The distance from your house to the grocery must be the same as the distance back, but 20th-century mathematicians speculated about circumstances where this might not be the case.
But non-commutative logic isn’t really that exotic or abstract.
- Imagine you’re hiring. You could hire someone from the private sector, charity sector, or public sector. It’s easier for v managers to cross over into b | c than for c | b managers to cross over into v.
So private is close to public, but not the other way around. Or rather, v is closer to b than b is to v. δ| v, b | < δ| b, v | . (same for δ| v, c |)
- Perhaps something similar is true of management consulting, or i-banking? Such is the belief, at least, of recent Ivy grads who don’t know what to do but want to “keep their options open”.
This might be more of a statement about average distance to other industries ∑ᵢ δ| consulting, xᵢ | being low, rather than a comparison between δ| consulting, x | and δ| x, consulting | . Can you cross over from energy consulting to actual energy companies just as easily as the reverse?
- Imagine you’re want a marketing consultant. Maybe some “verticals” are more respected than others? So that a firm from vertical 1 could cross over into vertical 2 but not vice versa.
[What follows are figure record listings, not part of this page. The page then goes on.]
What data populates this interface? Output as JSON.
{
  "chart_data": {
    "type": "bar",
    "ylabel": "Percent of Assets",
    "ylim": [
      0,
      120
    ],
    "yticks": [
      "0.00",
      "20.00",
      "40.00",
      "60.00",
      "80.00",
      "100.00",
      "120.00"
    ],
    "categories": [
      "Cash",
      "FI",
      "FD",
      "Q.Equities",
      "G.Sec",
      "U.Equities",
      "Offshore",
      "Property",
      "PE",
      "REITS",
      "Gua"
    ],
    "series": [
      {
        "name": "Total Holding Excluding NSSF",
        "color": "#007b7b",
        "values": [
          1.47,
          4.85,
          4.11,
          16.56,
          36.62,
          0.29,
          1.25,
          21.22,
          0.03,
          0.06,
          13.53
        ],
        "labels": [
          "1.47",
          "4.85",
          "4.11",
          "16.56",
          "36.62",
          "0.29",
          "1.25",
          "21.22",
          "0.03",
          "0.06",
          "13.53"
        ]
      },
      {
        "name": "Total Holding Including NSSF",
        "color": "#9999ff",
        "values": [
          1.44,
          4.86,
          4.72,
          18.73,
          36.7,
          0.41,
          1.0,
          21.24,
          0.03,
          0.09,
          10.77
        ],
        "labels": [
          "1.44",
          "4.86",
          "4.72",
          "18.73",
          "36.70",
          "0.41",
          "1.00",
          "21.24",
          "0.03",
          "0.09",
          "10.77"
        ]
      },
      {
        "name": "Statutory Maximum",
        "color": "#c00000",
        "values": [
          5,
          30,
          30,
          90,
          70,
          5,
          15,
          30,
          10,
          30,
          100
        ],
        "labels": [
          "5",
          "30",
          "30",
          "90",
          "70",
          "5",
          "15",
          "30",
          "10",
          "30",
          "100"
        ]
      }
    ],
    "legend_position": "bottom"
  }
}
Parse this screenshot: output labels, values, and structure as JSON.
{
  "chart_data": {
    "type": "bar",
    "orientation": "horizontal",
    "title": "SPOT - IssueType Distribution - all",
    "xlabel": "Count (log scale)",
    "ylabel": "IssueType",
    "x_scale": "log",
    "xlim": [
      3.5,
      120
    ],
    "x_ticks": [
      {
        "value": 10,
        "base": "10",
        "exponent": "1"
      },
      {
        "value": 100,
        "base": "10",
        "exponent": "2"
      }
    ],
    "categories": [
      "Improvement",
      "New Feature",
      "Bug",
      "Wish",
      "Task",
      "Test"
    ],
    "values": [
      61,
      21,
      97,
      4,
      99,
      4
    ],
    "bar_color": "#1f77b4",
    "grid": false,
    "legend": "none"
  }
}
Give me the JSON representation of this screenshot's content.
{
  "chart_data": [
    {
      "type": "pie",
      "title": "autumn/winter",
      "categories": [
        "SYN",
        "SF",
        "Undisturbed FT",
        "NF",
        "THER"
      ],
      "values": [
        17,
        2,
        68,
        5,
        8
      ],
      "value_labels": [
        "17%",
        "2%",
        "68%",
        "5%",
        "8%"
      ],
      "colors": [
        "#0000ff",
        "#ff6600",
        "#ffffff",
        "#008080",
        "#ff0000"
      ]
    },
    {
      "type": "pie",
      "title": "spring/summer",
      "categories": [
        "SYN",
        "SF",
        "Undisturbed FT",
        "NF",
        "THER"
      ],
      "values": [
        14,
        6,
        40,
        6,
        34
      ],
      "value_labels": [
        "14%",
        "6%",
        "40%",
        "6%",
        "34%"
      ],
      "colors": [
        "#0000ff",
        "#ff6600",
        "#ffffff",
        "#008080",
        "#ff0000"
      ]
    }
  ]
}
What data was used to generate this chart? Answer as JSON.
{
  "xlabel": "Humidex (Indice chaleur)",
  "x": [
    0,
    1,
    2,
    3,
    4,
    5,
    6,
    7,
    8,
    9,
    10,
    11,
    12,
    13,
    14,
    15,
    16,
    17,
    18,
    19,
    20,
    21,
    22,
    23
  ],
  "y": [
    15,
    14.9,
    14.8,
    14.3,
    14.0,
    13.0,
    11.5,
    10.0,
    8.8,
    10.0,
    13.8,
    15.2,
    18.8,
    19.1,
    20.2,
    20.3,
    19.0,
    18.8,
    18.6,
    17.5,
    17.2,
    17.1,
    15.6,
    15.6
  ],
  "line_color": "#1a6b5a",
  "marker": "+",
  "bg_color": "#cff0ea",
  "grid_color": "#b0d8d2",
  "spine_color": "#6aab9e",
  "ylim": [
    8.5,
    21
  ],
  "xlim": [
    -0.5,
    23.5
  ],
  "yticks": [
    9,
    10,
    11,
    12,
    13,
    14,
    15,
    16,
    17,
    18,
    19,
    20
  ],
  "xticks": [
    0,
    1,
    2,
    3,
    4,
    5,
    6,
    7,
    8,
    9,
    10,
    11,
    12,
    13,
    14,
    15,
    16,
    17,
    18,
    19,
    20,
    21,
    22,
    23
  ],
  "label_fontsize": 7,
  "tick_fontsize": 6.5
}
- Is it easier for sprinters to cross over into distance running, or vice versa? I think distance runners have a more difficult time getting fast. If it’s easier for one type to cross over, then δ| sprinter, longdist | ≠ δ| longdist, sprinter |.
- It’s easier to roll things downhill than uphill. So the energy distance δ | top, bottom | < δ | bottom, top |.
- It’s usually cheaper to ship one direction than the other. Protip: if you’re shipping PACA (donated clothes) from the USA to Central America, crate your donation on a Chiquita vessel returning to point of export.